Podsumowując, moim zdaniem pracownik może teoretycznie zostać jednostronnie skierowany na urlop wypoczynkowy tylko w sytuacji, kiedy pracodawca wypowiedział mu już umowę o pracę lub kiedy pracownik posiada jeszcze zaległy urlop za 2019 r. i taki urlop nie został jeszcze zaplanowany lub ustalony. W innych przypadkach nie ma w mojej ocenie takiej możliwości. Zawsze należy mieć jednak na uwadze, że „warto rozmawiać” i wobec obecnej trudnej dla wszystkich sytuacji spróbować wspólnie z pracodawcą wypracować najlepsze, możliwie satysfakcjonujące dla obu stron rozwiązanie.

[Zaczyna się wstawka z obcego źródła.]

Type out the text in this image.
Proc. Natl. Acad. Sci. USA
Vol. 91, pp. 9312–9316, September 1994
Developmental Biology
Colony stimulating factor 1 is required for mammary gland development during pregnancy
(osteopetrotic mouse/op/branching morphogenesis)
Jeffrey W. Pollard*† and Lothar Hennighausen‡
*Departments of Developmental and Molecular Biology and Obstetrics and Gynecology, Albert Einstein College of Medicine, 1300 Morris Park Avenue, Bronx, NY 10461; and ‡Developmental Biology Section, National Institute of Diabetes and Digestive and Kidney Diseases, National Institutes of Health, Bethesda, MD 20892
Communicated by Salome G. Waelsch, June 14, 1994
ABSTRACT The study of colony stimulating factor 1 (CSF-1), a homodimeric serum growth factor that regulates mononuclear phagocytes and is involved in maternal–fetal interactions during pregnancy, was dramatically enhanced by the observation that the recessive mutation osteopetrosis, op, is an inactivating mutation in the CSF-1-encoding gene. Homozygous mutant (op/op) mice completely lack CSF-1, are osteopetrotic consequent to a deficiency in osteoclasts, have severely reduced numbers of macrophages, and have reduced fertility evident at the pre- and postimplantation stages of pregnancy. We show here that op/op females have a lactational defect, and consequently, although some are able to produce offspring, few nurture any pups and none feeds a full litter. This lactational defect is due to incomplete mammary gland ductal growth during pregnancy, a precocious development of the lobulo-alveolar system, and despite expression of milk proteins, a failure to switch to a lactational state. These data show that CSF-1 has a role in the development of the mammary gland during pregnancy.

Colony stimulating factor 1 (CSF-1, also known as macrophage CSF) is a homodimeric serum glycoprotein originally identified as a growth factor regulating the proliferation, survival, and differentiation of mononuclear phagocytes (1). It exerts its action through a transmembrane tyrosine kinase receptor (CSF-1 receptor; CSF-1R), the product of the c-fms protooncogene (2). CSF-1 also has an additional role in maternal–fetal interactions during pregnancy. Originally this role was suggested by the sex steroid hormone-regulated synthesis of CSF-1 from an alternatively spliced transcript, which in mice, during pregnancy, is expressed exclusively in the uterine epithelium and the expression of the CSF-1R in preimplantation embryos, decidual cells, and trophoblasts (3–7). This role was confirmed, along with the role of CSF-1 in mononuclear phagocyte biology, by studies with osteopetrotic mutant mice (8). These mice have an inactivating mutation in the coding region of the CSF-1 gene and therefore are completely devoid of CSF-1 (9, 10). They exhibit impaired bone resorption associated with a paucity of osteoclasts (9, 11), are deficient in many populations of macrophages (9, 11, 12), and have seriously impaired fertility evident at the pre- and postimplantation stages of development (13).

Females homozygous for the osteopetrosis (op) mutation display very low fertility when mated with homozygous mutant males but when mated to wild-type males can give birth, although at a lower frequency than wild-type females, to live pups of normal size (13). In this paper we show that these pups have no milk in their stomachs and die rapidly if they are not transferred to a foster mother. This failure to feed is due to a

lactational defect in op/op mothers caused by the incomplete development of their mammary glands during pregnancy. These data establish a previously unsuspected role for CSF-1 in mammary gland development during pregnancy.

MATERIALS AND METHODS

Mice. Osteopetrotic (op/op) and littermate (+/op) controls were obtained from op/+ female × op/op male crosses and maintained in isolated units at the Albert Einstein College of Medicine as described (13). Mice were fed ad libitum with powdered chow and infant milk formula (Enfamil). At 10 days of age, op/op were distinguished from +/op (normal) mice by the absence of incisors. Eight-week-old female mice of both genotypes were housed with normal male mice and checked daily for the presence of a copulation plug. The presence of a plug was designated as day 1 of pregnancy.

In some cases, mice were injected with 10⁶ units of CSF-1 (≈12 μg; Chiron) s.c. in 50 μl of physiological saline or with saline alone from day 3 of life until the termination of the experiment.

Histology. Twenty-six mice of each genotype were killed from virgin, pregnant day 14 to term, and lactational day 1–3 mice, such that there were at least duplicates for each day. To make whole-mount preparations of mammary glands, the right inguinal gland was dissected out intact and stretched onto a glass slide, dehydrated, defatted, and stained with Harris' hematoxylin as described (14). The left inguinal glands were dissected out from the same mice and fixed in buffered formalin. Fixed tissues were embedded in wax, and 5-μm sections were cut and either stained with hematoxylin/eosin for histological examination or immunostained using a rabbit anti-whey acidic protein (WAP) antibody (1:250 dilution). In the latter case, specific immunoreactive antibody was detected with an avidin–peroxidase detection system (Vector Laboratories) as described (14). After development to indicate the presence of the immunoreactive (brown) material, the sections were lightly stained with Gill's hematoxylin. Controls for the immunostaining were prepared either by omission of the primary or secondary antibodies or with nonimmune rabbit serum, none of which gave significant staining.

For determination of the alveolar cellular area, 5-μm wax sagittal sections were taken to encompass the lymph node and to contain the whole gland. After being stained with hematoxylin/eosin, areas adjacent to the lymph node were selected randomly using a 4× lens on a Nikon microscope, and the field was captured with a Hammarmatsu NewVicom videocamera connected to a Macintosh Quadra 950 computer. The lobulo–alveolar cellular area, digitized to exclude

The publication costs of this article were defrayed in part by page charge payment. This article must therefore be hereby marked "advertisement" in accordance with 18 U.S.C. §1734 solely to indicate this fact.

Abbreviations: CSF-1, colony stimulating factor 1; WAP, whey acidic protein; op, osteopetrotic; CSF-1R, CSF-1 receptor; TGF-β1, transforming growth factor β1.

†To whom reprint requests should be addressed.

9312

Pamiętać należy również, że gdy pracownik doznał przeszkód z przyczyn dotyczących pracodawcy (np. odmowa pracodawcy dopuszczenia go do wykonywania pracy, choćby w formie pracy zdalnej, o ile to możliwe w warunkach danej pracy), zakładając, że pozostawał gotowy do świadczenia pracy, przysługuje mu wówczas wynagrodzenie wynikające z jego osobistego zaszeregowania, określonego stawką godzinową lub miesięczną, a jeżeli taki składnik wynagrodzenia nie został wyodrębniony przy określaniu warunków wynagradzania, pracownik zachowuje prawo do 60% wynagrodzenia (art. 81 § 1 KP).